The policy in the instant case, unlike the policy in Williams, defined the term “professional service” by enumerating thirteen activities that constitute professional services, and included within this definition “medical” services. Nevertheless, Flores maintains that the exclusion is ambiguous because the exclusion “does nothing to define the scope of what is included within those [medical] services.” We think it would be unreasonable to require Millers to provide an exhaustive list of noncovered activities for each of the thirteen professional activities listed in the professional services clause in order for the clause to be considered unambiguous. It is sufficient that the professional services clause includes medical services among the itemized list of professional services for which coverage is excluded. See Vihstadt v. Travelers Ins. Co., 103 N.M. 465, 466, 709 P.2d 187, 188 (1985) (holding that the trial court erred by ruling that an insurance policy was ambiguous “because it lacked a definition for the term ‘accidental injury or sickness.’ ”); Security Mut. Cos. Co. v. O’Brien, 99 N.M. 638, 641, 662 P.2d 639, 642 (1983) (holding that exclusion clauses were unambiguous even though certain terms were not defined). We hold that the exclusion clause in Dr. Winkworth’s policy is not ambiguous.

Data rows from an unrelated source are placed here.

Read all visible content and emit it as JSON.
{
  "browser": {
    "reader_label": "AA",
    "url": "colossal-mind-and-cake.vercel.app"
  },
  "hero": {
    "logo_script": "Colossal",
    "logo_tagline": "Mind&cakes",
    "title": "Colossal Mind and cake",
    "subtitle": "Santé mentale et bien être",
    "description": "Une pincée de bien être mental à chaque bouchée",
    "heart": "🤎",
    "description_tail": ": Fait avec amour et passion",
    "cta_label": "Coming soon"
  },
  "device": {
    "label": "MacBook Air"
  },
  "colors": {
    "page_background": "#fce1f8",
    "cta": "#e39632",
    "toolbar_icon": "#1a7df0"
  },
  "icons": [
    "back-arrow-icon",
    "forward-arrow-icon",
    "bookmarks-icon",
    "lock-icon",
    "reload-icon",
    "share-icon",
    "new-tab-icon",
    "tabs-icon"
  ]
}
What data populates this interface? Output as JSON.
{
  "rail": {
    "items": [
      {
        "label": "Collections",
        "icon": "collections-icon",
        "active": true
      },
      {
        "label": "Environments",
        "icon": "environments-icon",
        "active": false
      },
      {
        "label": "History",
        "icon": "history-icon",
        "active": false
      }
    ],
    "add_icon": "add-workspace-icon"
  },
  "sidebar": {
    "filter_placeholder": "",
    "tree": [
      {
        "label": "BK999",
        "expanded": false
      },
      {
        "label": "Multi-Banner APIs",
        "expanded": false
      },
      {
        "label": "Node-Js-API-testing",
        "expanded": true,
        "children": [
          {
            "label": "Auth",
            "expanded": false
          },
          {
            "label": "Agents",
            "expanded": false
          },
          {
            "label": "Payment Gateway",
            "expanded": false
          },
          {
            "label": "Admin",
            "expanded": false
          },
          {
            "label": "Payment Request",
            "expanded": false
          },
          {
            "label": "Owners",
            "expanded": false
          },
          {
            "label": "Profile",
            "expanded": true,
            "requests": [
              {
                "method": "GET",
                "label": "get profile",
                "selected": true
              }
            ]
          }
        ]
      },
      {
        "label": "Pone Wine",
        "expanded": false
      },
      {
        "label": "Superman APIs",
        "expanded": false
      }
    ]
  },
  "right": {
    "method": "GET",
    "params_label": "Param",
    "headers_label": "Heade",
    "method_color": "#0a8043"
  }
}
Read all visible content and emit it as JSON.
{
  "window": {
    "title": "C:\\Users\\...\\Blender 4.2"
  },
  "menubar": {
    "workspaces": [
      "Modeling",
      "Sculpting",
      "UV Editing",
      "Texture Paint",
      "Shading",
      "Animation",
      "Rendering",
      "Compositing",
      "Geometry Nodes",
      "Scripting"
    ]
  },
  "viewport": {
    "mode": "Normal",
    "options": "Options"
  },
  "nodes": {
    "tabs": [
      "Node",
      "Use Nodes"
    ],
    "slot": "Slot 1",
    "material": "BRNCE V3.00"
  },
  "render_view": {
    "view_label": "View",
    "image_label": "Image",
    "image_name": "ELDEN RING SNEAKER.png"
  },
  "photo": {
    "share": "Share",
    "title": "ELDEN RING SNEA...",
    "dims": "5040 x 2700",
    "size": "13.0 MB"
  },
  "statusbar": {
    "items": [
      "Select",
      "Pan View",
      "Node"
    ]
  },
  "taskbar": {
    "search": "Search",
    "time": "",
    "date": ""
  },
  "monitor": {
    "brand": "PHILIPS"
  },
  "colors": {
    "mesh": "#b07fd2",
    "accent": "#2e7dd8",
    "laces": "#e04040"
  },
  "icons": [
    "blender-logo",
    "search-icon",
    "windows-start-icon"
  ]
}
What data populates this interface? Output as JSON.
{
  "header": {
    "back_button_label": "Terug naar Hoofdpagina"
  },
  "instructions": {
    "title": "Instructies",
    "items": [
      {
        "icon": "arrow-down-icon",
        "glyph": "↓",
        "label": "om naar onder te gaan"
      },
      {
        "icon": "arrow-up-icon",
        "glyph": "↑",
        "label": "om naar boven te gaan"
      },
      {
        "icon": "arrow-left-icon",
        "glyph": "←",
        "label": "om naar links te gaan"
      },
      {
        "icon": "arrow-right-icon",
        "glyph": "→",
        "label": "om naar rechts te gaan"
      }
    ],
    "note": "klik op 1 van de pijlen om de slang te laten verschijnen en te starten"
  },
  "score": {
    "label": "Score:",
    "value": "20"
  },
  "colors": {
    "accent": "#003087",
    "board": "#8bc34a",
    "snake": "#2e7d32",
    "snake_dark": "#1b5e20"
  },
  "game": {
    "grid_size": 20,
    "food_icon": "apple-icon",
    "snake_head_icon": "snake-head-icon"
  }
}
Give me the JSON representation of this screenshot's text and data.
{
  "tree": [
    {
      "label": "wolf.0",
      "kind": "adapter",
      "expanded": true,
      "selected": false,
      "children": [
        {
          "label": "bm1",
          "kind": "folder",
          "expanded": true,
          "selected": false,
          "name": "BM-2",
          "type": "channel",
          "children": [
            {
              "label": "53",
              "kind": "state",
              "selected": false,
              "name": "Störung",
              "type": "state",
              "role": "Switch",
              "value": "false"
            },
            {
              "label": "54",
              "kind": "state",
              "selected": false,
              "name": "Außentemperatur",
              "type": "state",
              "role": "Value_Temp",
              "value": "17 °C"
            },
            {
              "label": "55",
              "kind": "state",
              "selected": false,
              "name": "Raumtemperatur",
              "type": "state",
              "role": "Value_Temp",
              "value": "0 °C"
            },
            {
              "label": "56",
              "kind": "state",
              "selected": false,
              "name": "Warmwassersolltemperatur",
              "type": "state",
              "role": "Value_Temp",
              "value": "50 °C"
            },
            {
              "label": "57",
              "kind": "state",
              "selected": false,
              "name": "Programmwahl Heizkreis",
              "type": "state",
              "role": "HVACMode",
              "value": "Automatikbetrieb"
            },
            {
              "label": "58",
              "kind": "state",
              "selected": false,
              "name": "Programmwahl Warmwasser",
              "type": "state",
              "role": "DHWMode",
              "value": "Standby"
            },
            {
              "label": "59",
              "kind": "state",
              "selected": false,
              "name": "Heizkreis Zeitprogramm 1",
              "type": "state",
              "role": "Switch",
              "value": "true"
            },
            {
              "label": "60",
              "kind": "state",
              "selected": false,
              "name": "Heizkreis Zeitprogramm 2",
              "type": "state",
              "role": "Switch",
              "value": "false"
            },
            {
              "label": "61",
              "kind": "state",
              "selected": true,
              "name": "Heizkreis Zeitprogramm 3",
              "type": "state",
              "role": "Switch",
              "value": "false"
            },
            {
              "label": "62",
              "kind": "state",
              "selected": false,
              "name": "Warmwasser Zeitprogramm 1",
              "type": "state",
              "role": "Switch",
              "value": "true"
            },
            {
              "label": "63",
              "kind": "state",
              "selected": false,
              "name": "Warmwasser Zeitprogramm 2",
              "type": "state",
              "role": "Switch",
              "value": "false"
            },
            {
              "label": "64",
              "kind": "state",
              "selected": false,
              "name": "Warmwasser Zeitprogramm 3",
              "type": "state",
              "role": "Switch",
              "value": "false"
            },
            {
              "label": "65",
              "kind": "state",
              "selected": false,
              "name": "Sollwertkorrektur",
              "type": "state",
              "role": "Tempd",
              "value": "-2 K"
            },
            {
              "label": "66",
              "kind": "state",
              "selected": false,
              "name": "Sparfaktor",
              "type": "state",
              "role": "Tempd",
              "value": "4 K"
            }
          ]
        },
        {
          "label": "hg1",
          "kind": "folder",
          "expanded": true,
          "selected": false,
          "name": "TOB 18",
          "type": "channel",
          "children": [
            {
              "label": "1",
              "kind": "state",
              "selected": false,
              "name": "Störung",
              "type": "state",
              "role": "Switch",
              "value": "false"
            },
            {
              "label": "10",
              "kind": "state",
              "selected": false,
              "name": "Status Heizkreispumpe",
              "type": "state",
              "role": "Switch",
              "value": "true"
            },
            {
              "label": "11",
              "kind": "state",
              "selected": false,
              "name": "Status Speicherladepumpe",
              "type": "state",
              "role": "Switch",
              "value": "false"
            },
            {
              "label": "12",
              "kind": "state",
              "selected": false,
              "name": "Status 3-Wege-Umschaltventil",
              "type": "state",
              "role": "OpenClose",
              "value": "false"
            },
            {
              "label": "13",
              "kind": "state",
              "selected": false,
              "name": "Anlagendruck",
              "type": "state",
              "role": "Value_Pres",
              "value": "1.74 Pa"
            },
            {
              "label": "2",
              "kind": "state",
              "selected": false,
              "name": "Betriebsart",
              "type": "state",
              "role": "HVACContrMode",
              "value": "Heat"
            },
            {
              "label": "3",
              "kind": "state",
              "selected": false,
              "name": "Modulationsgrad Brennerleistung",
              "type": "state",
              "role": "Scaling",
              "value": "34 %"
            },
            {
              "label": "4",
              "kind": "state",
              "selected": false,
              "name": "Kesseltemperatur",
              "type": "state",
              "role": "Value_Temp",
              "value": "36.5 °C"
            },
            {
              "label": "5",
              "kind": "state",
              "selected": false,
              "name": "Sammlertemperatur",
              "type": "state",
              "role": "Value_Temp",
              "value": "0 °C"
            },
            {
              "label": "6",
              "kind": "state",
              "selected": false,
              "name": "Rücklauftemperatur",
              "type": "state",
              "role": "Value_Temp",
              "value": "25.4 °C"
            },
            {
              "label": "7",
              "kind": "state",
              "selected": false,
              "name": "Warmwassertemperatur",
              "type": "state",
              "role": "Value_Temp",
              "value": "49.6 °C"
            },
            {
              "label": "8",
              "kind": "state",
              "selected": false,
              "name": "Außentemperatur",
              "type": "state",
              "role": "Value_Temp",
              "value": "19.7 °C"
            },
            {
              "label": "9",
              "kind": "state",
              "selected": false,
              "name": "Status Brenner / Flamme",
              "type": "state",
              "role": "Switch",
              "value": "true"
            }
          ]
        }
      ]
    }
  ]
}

For the foregoing reasons, we conclude that Millers was entitled to judgment as a matter of law. We hold that the trial- court did not err in granting summary judgment in favor of Millers. The judgment of the trial court is affirmed.

IT IS SO ORDERED.

FRANCHINI and FROST, JJ., concur.

. At the time Curtis was employed by Dr. Wink-worth, she had no training as a nurse or medical assistant. While she had worked briefly for another physician and was trained as a phlebotomist, the majority of her work experience was in retail and clerical work. On September 11, 1991, the trial court entered judgment ratifying a mediated agreement whereby Flores was awarded $500,000 for her malpractice claims.